American Board of Internal Medicine, Philadelphia, Pennsylvania.
Department of Economics, Hunter College, New York, New York.
JAMA Netw Open. 2020 Apr 1;3(4):e202494. doi: 10.1001/jamanetworkopen.2020.2494.
Use of health care services and physician practice patterns have been shown to vary widely across the United States. Although practice patterns-in particular, physicians' ability to provide high-quality, high-value care-develop during training, the association of a physician's regional practice environment with that ability is less well understood.
To examine the association between health care intensity in the region where physicians practice and their ability to practice high-value care, specifically for physicians whose practice environment changed due to relocation after residency.
DESIGN, SETTING, AND PARTICIPANTS: This cohort study included a national sample of 3896 internal medicine physicians who took the 2002 American Board of Internal Medicine initial certification examination followed approximately 1 decade (April 21, 2011, to May 7, 2015) later by the Maintenance of Certification (MOC) examination. At the time of the MOC examination, 2714 of these internists were practicing in a new region. Data were analyzed from March 6, 2016, to May 21, 2018.
Intensity of care in the Dartmouth Atlas hospital referral region (HRR), measured by per-enrollee end-of-life physician visits (primary) and current practice type (secondary).
The outcome, a physician's ability to practice high-value care, was assessed using the Appropriately Conservative Management (ACM) score on the MOC examination, measuring performance across all questions for which the correct answer was the most conservative option. The exposure, regional health care intensity, was measured as per-enrollee end-of-life physician visits in the Dartmouth Atlas HRR of the physician's practice.
Among the 3860 participating internists included in the analysis (2030 men [52.6%]; mean [SD] age, 45.6 [4.5] years), those who moved to regions in the quintile of highest health care intensity had an ACM score 0.22 SD lower (95% CI, -0.32 to -0.12) than internists who moved to regions in the quintile of lowest intensity, controlling for postresidency ACM scores. This difference reflected scoring in the 44th compared with the 53rd percentile of all examinees. This association was mildly attenuated (0.18 SD less; 95% CI, -0.28 to -0.09) after adjustment for physician and practice characteristics.

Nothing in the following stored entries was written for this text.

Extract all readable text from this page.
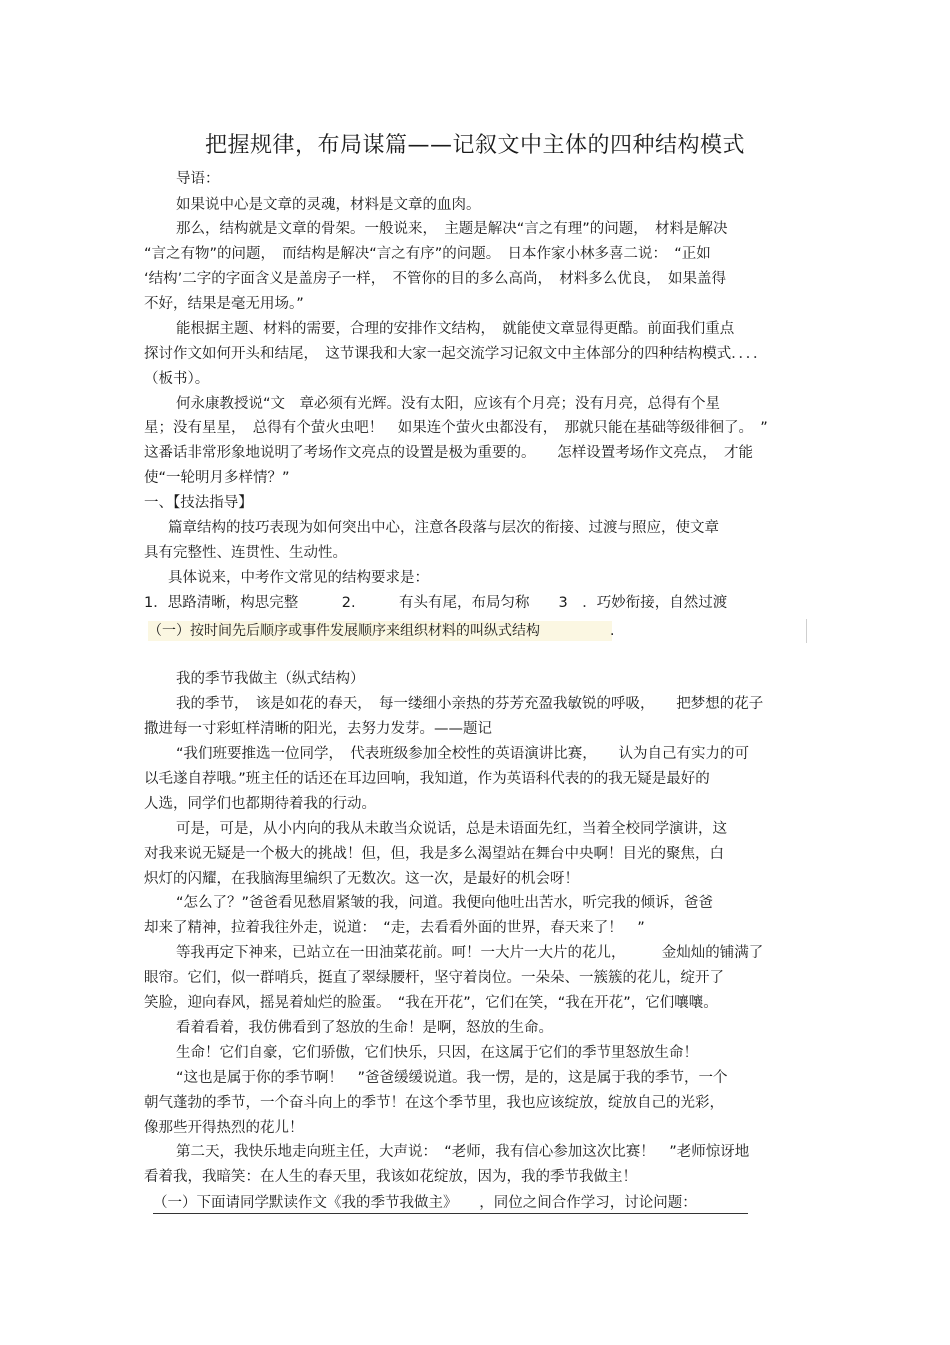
把握规律，布局谋篇——记叙文中主体的四种结构模式
导语：
如果说中心是文章的灵魂，材料是文章的血肉。
那么，结构就是文章的骨架。一般说来，　主题是解决“言之有理”的问题，　材料是解决
“言之有物”的问题，　而结构是解决“言之有序”的问题。　日本作家小林多喜二说：　“正如
‘结构’二字的字面含义是盖房子一样，　不管你的目的多么高尚，　材料多么优良，　如果盖得
不好，结果是毫无用场。”
能根据主题、材料的需要，合理的安排作文结构，　就能使文章显得更酷。前面我们重点
探讨作文如何开头和结尾，　这节课我和大家一起交流学习记叙文中主体部分的四种结构模式．．．．
（板书）。
何永康教授说“文　章必须有光辉。没有太阳，应该有个月亮；没有月亮，总得有个星
星；没有星星，　总得有个萤火虫吧！　如果连个萤火虫都没有，　那就只能在基础等级徘徊了。　”
这番话非常形象地说明了考场作文亮点的设置是极为重要的。　　怎样设置考场作文亮点，　才能
使“一轮明月多样情？”
一、【技法指导】
篇章结构的技巧表现为如何突出中心，注意各段落与层次的衔接、过渡与照应，使文章
具有完整性、连贯性、生动性。
具体说来，中考作文常见的结构要求是：
1．思路清晰，构思完整　　　2.　　　有头有尾，布局匀称　　3　．巧妙衔接，自然过渡
（一）按时间先后顺序或事件发展顺序来组织材料的叫纵式结构	.
我的季节我做主（纵式结构）
我的季节，　该是如花的春天，　每一缕细小亲热的芬芳充盈我敏锐的呼吸，　　把梦想的花子
撒进每一寸彩虹样清晰的阳光，去努力发芽。——题记
“我们班要推选一位同学，　代表班级参加全校性的英语演讲比赛，　　认为自己有实力的可
以毛遂自荐哦。”班主任的话还在耳边回响，我知道，作为英语科代表的的我无疑是最好的
人选，同学们也都期待着我的行动。
可是，可是，从小内向的我从未敢当众说话，总是未语面先红，当着全校同学演讲，这
对我来说无疑是一个极大的挑战！但，但，我是多么渴望站在舞台中央啊！目光的聚焦，白
炽灯的闪耀，在我脑海里编织了无数次。这一次，是最好的机会呀！
“怎么了？”爸爸看见愁眉紧皱的我，问道。我便向他吐出苦水，听完我的倾诉，爸爸
却来了精神，拉着我往外走，说道：　“走，去看看外面的世界，春天来了！　”
等我再定下神来，已站立在一田油菜花前。呵！一大片一大片的花儿，　　　金灿灿的铺满了
眼帘。它们，似一群哨兵，挺直了翠绿腰杆，坚守着岗位。一朵朵、一簇簇的花儿，绽开了
笑脸，迎向春风，摇晃着灿烂的脸蛋。　“我在开花”，它们在笑，“我在开花”，它们嚷嚷。
看着看着，我仿佛看到了怒放的生命！是啊，怒放的生命。
生命！它们自豪，它们骄傲，它们快乐，只因，在这属于它们的季节里怒放生命！
“这也是属于你的季节啊！　”爸爸缓缓说道。我一愣，是的，这是属于我的季节，一个
朝气蓬勃的季节，一个奋斗向上的季节！在这个季节里，我也应该绽放，绽放自己的光彩，
像那些开得热烈的花儿！
第二天，我快乐地走向班主任，大声说：　“老师，我有信心参加这次比赛！　”老师惊讶地
看着我，我暗笑：在人生的春天里，我该如花绽放，因为，我的季节我做主！
（一）下面请同学默读作文《我的季节我做主》　　，同位之间合作学习，讨论问题：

This study found that practice patterns of internists who relocate after residency training appear to migrate toward norms of the new region. The demands of practicing in high-intensity regions may erode the ability to practice high-value conservative care.
在美国,医疗服务的使用和医生的实践模式差异很大。尽管实践模式——特别是医生提供高质量、高价值医疗服务的能力——是在培训过程中发展起来的,但医生所在地区的实践环境与这种能力的关联却不太为人所知。
研究医生所在地区的医疗保健强度与他们提供高价值医疗服务的能力之间的关系,特别是对于那些因住院医师培训后搬迁而改变实践环境的医生。
设计、地点和参与者:这项队列研究包括了全国范围内 3896 名内科医生的样本,他们参加了 2002 年美国内科委员会的初始认证考试,大约 10 年后(2011 年 4 月 21 日至 2015 年 5 月 7 日),他们参加了维持认证(MOC)考试。在 MOC 考试时,这些内科医生中有 2714 人在新的地区行医。数据来自 2016 年 3 月 6 日至 2018 年 5 月 21 日。
达特茅斯地图集医院转诊区(HRR)的护理强度,通过每位患者临终前的医生就诊次数(主要)和当前的实践类型(次要)来衡量。
作为医生提供高价值医疗服务能力的指标,使用 MOC 考试中的适当保守管理(ACM)评分来评估,该评分衡量了所有正确答案为最保守选项的问题的表现。暴露,即医生所在地区的区域医疗保健强度,通过医生所在地区的达特茅斯地图集 HRR 中每位患者临终前的医生就诊次数来衡量。
在参与分析的 3860 名内科医生中(2030 名男性[52.6%];平均[标准差]年龄为 45.6[4.5]岁),与搬到医疗保健强度最低的五分位区的内科医生相比,搬到医疗保健强度最高的五分位区的内科医生的 ACM 评分低 0.22 个标准差(95%置信区间,-0.32 至-0.12),这一差异反映了在所有考生中排在第 44 位与第 53 位之间的差距。这种关联在调整住院医师培训后的 ACM 评分后有所减弱(低 0.18 个标准差;95%置信区间,-0.28 至-0.09)。
这项研究发现,住院医师培训后搬迁的内科医生的实践模式似乎向新地区的规范靠拢。在高强度地区行医的需求可能会削弱提供高价值保守治疗的能力。